While enjoyable, the animation festival hasn't served up enough this year so fantastically impressive that I feel like doing item-by-item reviews. The one exception to that is The Mysterious Geographic Explorations of Jasper Morello
(inadequate official site here
), which I saw last night in one of the short competitions - and it more than makes up for the godawful abstract shorts (if it looks like it could be a 3D screensaver set to randomly render crystalline objects for six and a half minutes, I'm not interested) or the unsubtle skew of all political subjects (I swear, it's just too easy to pander to a Canadian audience) and then some.
No, Jasper Morello
is absolutely exquisite, a high-Victorian steampunk tale of gothic horror, animated in a haunting CG-assisted cutout style. The official site above, while sorely lacking in content, offers a brief taste of that style: lanky silhouettes on a background of elaborately-detailed, sepia-toned ironworks. That there's an actual story, and quite a compellingly human one, at that, is no less appreciated; the art of the narrative is often ignored in short animated subjects.

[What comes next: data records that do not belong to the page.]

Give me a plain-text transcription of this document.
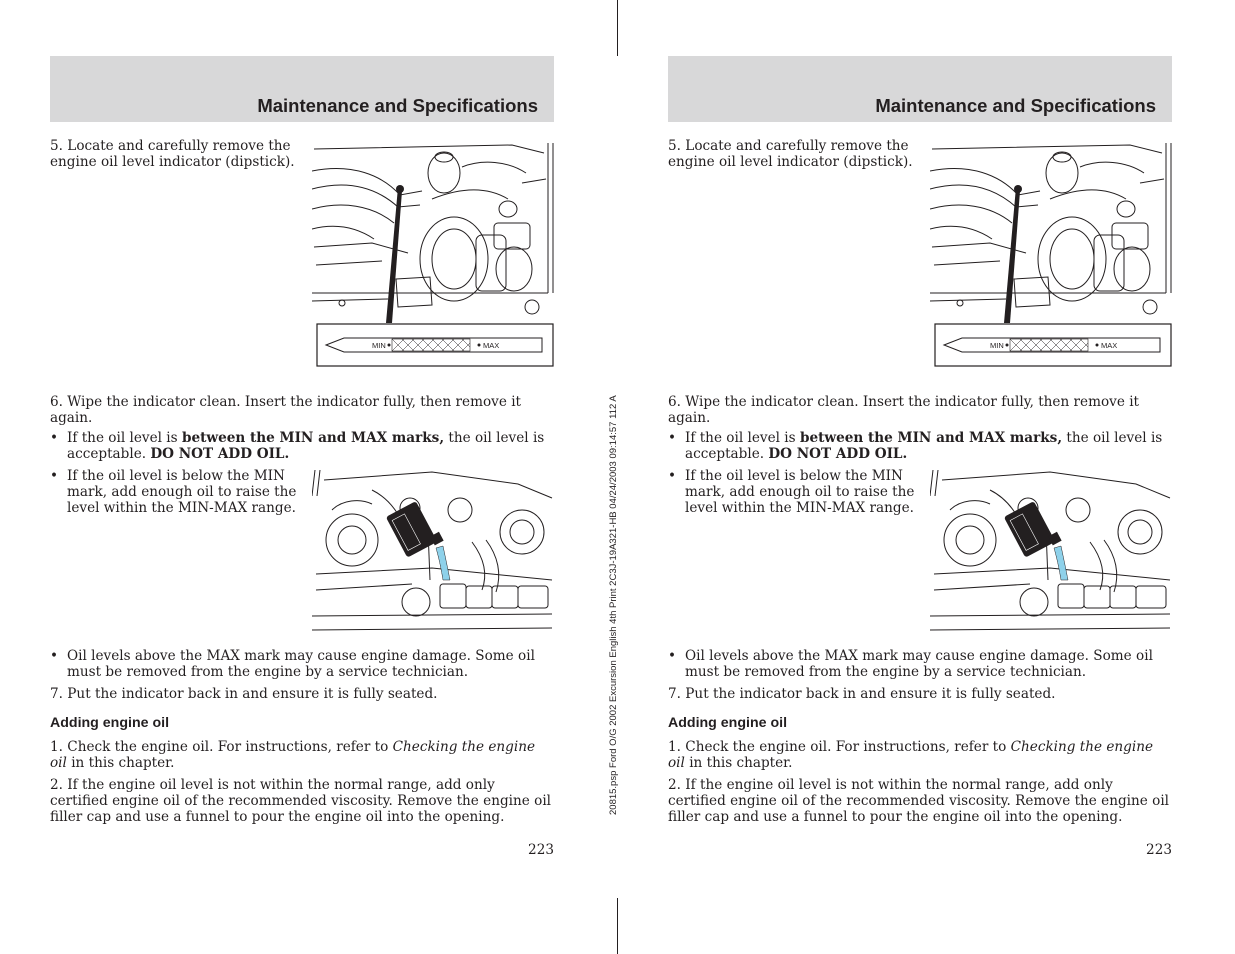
20815.psp Ford O/G 2002 Excursion English 4th Print 2C3J-19A321-HB 04/24/2003 09:14:57 112 A
Maintenance and Specifications

5. Locate and carefully remove the engine oil level indicator (dipstick).

MIN	MAX

6. Wipe the indicator clean. Insert the indicator fully, then remove it again.

• If the oil level is between the MIN and MAX marks, the oil level is acceptable. DO NOT ADD OIL.
• If the oil level is below the MIN mark, add enough oil to raise the level within the MIN-MAX range.
• Oil levels above the MAX mark may cause engine damage. Some oil must be removed from the engine by a service technician.

7. Put the indicator back in and ensure it is fully seated.

Adding engine oil

1. Check the engine oil. For instructions, refer to Checking the engine oil in this chapter.

2. If the engine oil level is not within the normal range, add only certified engine oil of the recommended viscosity. Remove the engine oil filler cap and use a funnel to pour the engine oil into the opening.

223
Maintenance and Specifications

5. Locate and carefully remove the engine oil level indicator (dipstick).

MIN	MAX

6. Wipe the indicator clean. Insert the indicator fully, then remove it again.

• If the oil level is between the MIN and MAX marks, the oil level is acceptable. DO NOT ADD OIL.
• If the oil level is below the MIN mark, add enough oil to raise the level within the MIN-MAX range.
• Oil levels above the MAX mark may cause engine damage. Some oil must be removed from the engine by a service technician.

7. Put the indicator back in and ensure it is fully seated.

Adding engine oil

1. Check the engine oil. For instructions, refer to Checking the engine oil in this chapter.

2. If the engine oil level is not within the normal range, add only certified engine oil of the recommended viscosity. Remove the engine oil filler cap and use a funnel to pour the engine oil into the opening.

223
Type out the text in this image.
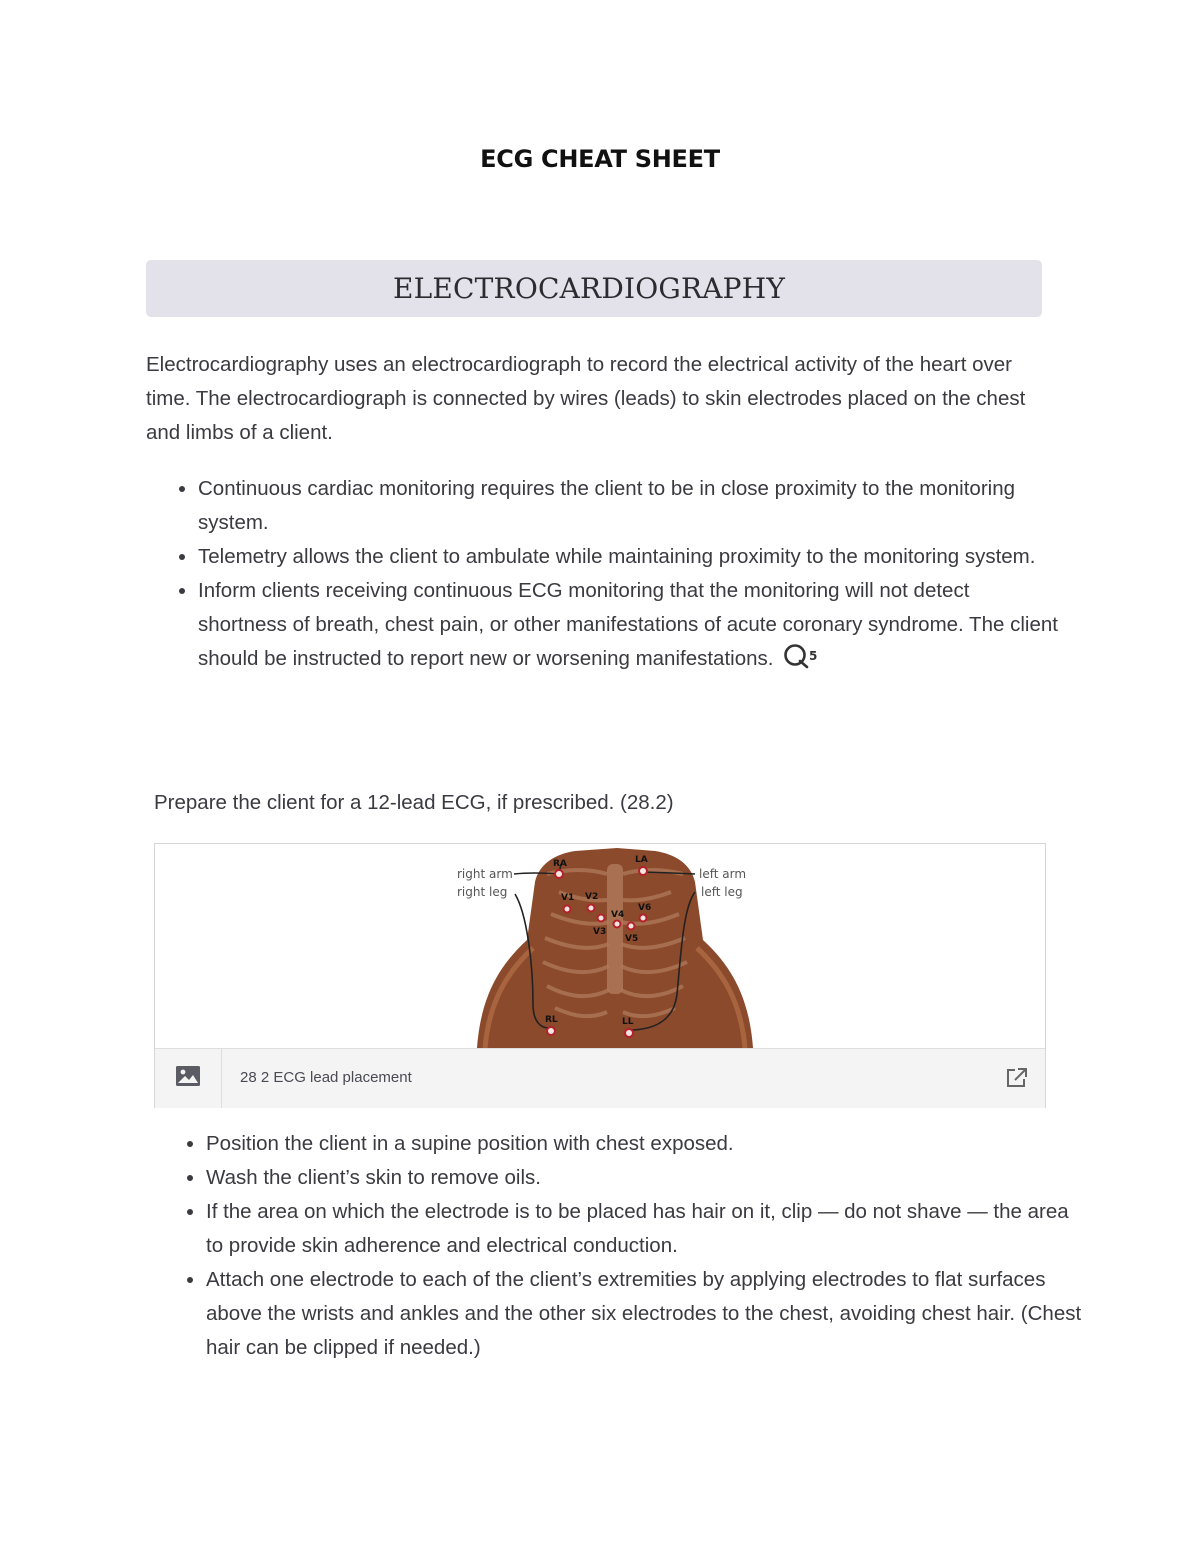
ECG CHEAT SHEET
ELECTROCARDIOGRAPHY

Electrocardiography uses an electrocardiograph to record the electrical activity of the heart over time. The electrocardiograph is connected by wires (leads) to skin electrodes placed on the chest and limbs of a client.

• Continuous cardiac monitoring requires the client to be in close proximity to the monitoring system.
• Telemetry allows the client to ambulate while maintaining proximity to the monitoring system.
• Inform clients receiving continuous ECG monitoring that the monitoring will not detect shortness of breath, chest pain, or other manifestations of acute coronary syndrome. The client should be instructed to report new or worsening manifestations.	5
Prepare the client for a 12-lead ECG, if prescribed. (28.2)
right arm
right leg
left arm
left leg
RA	LA
V1 V2
V3
V4
V5
V6
RL	LL
28 2 ECG lead placement
• Position the client in a supine position with chest exposed.
• Wash the client’s skin to remove oils.
• If the area on which the electrode is to be placed has hair on it, clip — do not shave — the area to provide skin adherence and electrical conduction.
• Attach one electrode to each of the client’s extremities by applying electrodes to flat surfaces above the wrists and ankles and the other six electrodes to the chest, avoiding chest hair. (Chest hair can be clipped if needed.)
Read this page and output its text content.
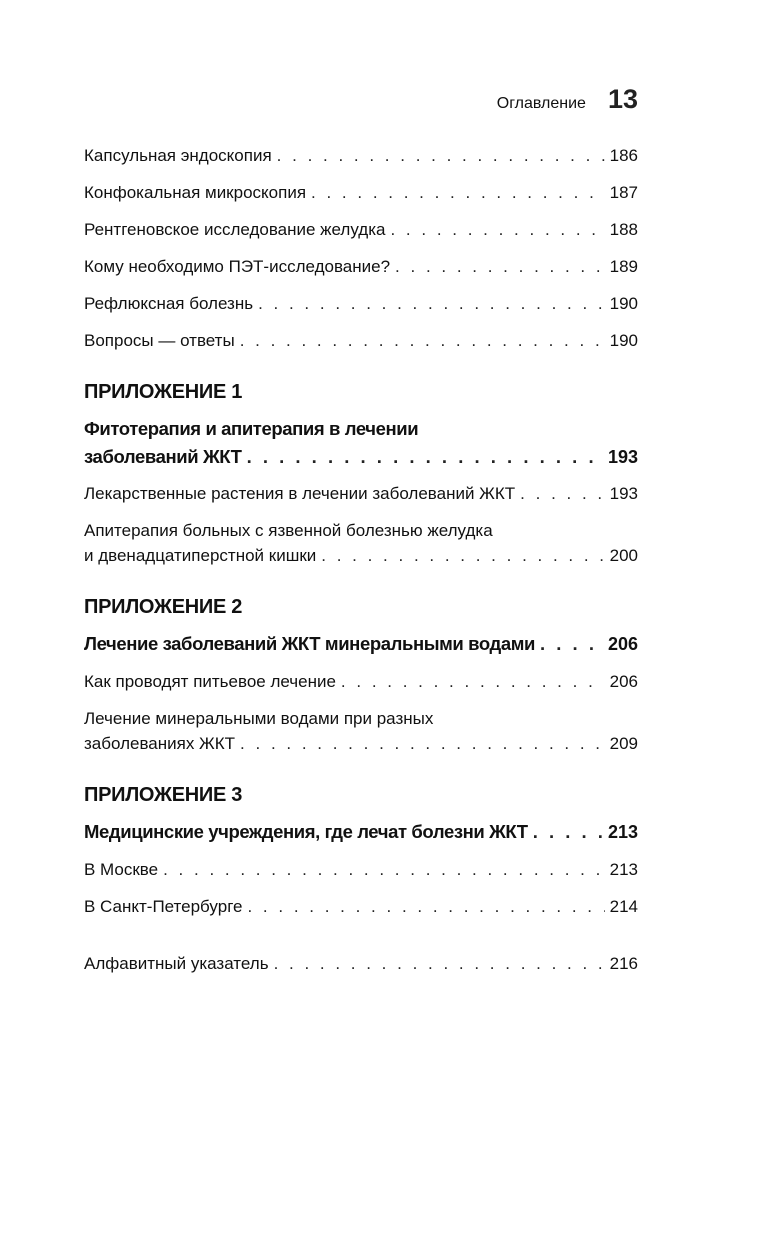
Оглавление 13
Капсульная эндоскопия . . .	186
Конфокальная микроскопия . . .	187
Рентгеновское исследование желудка . . .	188
Кому необходимо ПЭТ-исследование? . . .	189
Рефлюксная болезнь . . .	190
Вопросы — ответы . . .	190
ПРИЛОЖЕНИЕ 1
Фитотерапия и апитерапия в лечении
заболеваний ЖКТ . . .	193
Лекарственные растения в лечении заболеваний ЖКТ . . .	193
Апитерапия больных с язвенной болезнью желудка
и двенадцатиперстной кишки . . .	200
ПРИЛОЖЕНИЕ 2
Лечение заболеваний ЖКТ минеральными водами . . .	206
Как проводят питьевое лечение . . .	206
Лечение минеральными водами при разных
заболеваниях ЖКТ . . .	209
ПРИЛОЖЕНИЕ 3
Медицинские учреждения, где лечат болезни ЖКТ . . .	213
В Москве . . .	213
В Санкт-Петербурге . . .	214
Алфавитный указатель . . .	216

Add that to a new and gorgeous way of rendering the increasingly-tired clockwork-computers-and-cast-iron-airships milieu, and the result is a joy to behold.
My only complaint is that I wish it had been last in the program
, instead of Don Hertzfeld's sometimes-amusing but ultimately overambitious and tedious The Meaning of Life
. The former was twenty-six minutes long, but felt like ten; the latter ran only twelve minutes, but seemed to stretch on for an eternity. (There's a lesson there, I think.)